The History of Strake Jesuit
Father Michael F. Kennelly, S.J.
On June 21, 1960, Father Michael F. Kennelly, S.J., representing the Jesuit Fathers of the New Orleans Province, received official permission from His Excellency Bishop Wendelin J. Nold to establish a college preparatory school for boys. From March of the preceding year, 1959, Father Kennelly had been aided by the Jesuit Alumni Association here in Houston in the foundation of the school.
The first freshman class of 1961-1962 opened the doors of the Haden Building (the first of the present permanent buildings and now called Cameron Hall or the 300 Building) in late September after hurricane Carla had defied all human efforts to open on time. Classes were added each year until the school had a complete four-year college preparatory curriculum with its first graduating seniors in 1965.
In 1969 the Moody Library was built. This facility currently contains over twenty-five thousand volumes in its book collection. Its unique feature, however, was the closed-circuit television system, Strake Jesuit Educational Television (SJET), which has been modernized over the years with state of the art audio and video equipment and additional studio space. SJET remained in the library until 2009 when it moved to the new Clay Student Activity Center. The 1990's brought additional technology with the addition of computer workstations for the students and the conversion of the library catalogs to electronic form.
Through the seventies Strake Jesuit attracted an increasing number of applicants. Beginning the year 1974, the student body numbered some five hundred fifty. To meet this influx, additional facilities were begun in 1973. The parking lot was finished to accommodate the large number of student vehicles. At the north end of the campus, the Johnny Keane Field House was erected to round out the athletic complex. A track was added in 1974 and was completely redone in the mid 1990's. In 1982 construction began on larger music facilities, the Lowman Theater, and an additional classroom building. The opening of the 1988 school year saw the removal of the temporary buildings and the addition of the two-story Moran Building providing needed classroom and office facilities. In the spring of 1997 construction began on an auditorium and the new Herzstein Music Facility. Work was completed on that buiding in 1998 and in 2006 it officially dedicated as The Parsley Center. In 2001, work was completed on the school's new technology building (the 800 Building), the best of its kind in the city. This building is equipped with state of the art interactive computers, and a fully computerized foreign language lab.

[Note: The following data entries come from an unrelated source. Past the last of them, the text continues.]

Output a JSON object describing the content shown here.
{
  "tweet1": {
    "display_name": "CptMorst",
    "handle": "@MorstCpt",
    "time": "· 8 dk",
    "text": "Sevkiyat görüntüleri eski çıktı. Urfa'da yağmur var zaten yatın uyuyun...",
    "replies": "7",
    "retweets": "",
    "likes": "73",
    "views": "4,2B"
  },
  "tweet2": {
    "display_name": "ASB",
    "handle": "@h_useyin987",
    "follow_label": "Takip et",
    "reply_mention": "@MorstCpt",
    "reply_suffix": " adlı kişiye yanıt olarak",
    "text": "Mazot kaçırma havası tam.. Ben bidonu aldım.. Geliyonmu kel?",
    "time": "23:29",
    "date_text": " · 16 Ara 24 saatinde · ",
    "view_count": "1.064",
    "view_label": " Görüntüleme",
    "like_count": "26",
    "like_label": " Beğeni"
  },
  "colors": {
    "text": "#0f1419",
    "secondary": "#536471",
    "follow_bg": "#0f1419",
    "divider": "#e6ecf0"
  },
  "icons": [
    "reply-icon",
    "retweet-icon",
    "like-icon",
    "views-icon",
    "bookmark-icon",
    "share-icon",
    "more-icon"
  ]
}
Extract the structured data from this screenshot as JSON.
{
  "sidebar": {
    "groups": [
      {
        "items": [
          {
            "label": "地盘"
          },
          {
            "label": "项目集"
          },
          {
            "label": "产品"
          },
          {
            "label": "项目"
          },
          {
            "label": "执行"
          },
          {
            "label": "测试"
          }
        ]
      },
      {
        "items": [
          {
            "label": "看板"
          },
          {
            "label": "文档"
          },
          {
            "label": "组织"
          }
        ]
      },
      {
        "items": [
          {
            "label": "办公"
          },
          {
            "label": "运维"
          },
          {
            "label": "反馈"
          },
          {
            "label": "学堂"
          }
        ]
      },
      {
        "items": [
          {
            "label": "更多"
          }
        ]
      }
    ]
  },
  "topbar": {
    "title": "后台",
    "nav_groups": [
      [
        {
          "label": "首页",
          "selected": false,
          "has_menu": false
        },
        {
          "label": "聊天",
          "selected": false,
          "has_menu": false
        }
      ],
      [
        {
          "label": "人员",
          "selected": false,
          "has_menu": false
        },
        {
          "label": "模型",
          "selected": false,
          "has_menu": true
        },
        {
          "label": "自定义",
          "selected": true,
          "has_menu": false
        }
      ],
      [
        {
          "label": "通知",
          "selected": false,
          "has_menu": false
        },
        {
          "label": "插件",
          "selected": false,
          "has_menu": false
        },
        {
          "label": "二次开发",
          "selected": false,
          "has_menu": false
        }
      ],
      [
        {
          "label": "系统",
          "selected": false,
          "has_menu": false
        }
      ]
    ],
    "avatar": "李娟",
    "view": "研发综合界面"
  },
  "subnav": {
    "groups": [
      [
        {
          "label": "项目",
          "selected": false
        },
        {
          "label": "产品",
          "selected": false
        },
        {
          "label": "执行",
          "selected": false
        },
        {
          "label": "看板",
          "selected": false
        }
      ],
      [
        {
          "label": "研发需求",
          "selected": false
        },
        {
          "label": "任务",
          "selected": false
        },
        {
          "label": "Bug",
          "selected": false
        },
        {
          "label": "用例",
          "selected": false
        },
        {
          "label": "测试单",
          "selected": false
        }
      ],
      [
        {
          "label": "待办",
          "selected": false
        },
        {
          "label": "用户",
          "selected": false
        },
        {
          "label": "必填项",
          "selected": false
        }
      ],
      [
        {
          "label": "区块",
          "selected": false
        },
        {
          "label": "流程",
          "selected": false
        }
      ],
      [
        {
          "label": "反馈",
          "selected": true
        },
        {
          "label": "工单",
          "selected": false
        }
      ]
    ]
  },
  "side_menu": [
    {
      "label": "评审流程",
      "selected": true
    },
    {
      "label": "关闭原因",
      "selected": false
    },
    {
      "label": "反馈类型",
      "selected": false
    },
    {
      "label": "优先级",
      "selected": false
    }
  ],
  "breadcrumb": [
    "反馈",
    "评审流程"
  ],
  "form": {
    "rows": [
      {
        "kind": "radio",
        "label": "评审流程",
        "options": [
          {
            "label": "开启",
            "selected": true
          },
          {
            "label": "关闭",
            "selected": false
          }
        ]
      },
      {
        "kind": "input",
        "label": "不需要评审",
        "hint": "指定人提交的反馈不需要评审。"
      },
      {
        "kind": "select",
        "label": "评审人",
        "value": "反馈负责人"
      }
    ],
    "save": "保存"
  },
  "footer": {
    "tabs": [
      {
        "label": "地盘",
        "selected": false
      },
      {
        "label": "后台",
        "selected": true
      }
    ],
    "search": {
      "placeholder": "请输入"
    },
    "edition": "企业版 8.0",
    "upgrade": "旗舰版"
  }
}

In January 2003, the school published Vision 2008, which laid out the plans for The Greater Glory Capital Campaign, the largest campaign of any private school in Houston history. Upon the campaign's conclusion in the summer of 2009, the school had completely re-built the athletic facilities with a new baseball field, multi-purpose stadium for football, soccer, lacrosse, rugby, and track, added four lighted tennis courts, and outdoor, heated competition pool, fieldhouse gym that included locker facilities and a state-of-the-art weight room and a new competition gym. In addition, the work under the campaign converted the old Smith Gym into the Moran Dining Hall and constructed the three-story Clay Student Activity Center on the site of the original cafeteria.
In 1974, the school began to require community service for all seniors. Not many years later, various service programs were added at the Junior and Sophomore levels as well. These programs truly reflect the mission of the school, by building Men for Others.